The late Senator Robert Byrd, a Democrat, is credited with creating the so-called “bed mandate,” a federal law that currently requires the detention of a minimum of 34,000 immigrants at any given time. The mandate is embedded in the appropriation for the Department of Homeland Security (DHS). Under the heading “U.S. Immigration and Customs Enforcement: Salaries and Expenses,” the Consolidated Appropriations Act, 2014, requires “that funding made available under this heading shall maintain a level of not less than 34,000 detention beds through September 30, 2014.” Funding continues under a continuing resolution approved in September 2014, which extended the funding of the federal government through December 11, 2014.

From 2009 through 2011, the bed mandate required the detention of 33,400 immigrants. The quota was raised to 34,000 in 2012. In its budget request in early 2013, DHS recommended that the requirement be lowered to 31,800 and that funding for less costly alternatives to detention be raised. This would have saved approximately $120 million and would “ensure the most cost-effective use of Federal dollars, focusing the more-costly detention capabilities on priority and mandatory detainees, while placing low-risk, non-mandatory detainees in lower cost alternatives to detention programs.” Rather than taking the opportunity to cut wasteful federal spending, however, Republicans prevailed in keeping the mandate at 34,000.

Who benefits? The law practically guarantees a ready market for private prisons that supply “detention beds” under government contracts. At least half of the immigrants being held by U.S. Immigration and Customs Enforcement (ICE) are sent to private profit-making prisons.

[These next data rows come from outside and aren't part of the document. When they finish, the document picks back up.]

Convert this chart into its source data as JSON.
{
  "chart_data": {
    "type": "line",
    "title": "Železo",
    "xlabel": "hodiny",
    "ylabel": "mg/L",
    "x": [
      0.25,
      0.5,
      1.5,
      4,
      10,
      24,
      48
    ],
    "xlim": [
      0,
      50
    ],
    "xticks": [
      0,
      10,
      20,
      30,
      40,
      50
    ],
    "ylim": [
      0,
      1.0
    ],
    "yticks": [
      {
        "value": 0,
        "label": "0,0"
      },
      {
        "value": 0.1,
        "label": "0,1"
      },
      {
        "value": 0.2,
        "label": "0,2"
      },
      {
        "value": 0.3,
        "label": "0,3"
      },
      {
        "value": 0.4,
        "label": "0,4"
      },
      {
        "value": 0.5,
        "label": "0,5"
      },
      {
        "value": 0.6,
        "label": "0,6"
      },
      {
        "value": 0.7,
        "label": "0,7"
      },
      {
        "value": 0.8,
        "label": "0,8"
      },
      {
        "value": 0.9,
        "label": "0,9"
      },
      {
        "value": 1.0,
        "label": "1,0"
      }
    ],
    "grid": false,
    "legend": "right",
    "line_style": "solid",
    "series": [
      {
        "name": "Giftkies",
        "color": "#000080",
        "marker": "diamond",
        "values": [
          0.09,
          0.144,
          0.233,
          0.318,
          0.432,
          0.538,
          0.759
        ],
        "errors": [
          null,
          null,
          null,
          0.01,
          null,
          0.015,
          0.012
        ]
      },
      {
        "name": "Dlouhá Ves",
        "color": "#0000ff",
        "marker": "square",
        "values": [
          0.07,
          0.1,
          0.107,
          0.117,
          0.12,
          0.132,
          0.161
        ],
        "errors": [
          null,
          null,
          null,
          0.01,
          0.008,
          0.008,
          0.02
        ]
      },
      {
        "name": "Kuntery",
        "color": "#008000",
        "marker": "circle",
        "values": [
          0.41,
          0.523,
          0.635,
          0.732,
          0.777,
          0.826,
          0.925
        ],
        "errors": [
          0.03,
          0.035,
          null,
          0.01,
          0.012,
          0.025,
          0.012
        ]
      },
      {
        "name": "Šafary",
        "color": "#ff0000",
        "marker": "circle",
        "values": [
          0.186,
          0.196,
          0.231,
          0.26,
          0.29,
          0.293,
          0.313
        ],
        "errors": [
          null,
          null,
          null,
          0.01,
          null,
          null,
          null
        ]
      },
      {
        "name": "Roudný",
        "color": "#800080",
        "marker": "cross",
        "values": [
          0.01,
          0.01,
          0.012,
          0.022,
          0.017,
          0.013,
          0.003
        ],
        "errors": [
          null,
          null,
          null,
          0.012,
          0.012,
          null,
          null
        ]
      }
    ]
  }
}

Two companies have cornered the largest share of the detention business: the GEO Group and Corrections Corporation of America (CCA). The combined annual revenue of these two companies from the immigrant imprisonment industry is more than $3 billion. Bloomberg has published a graphic illustration of the growth in private immigrant prisons and where they are located. To help ensure the profitability of the business model, GEO and CCA have spent more than $16 million on lobbying since 2005. Republicans have backed the bed mandate. Attempts to eliminate the requirement have failed.

The Senate-approved immigration bill (S.744) would give ICE and judges greater discretion to release detainees who are not a risk to the community. At the same time, however, another provision of the bill would increase spending to prosecute unauthorized immigrants. Increased prosecution would ensure the continued supply of detainees for private prisons.

No doubt there will be a Republican uproar over the recently-announced executive action deferring the deportation of an estimated 5 million immigrants, mostly immigrants who have been living in the U.S. for five years or more and whose children are U.S. citizens or permanent residents. In part, the umbrage will be taken by those who wish to protect the market for immigrant detainees.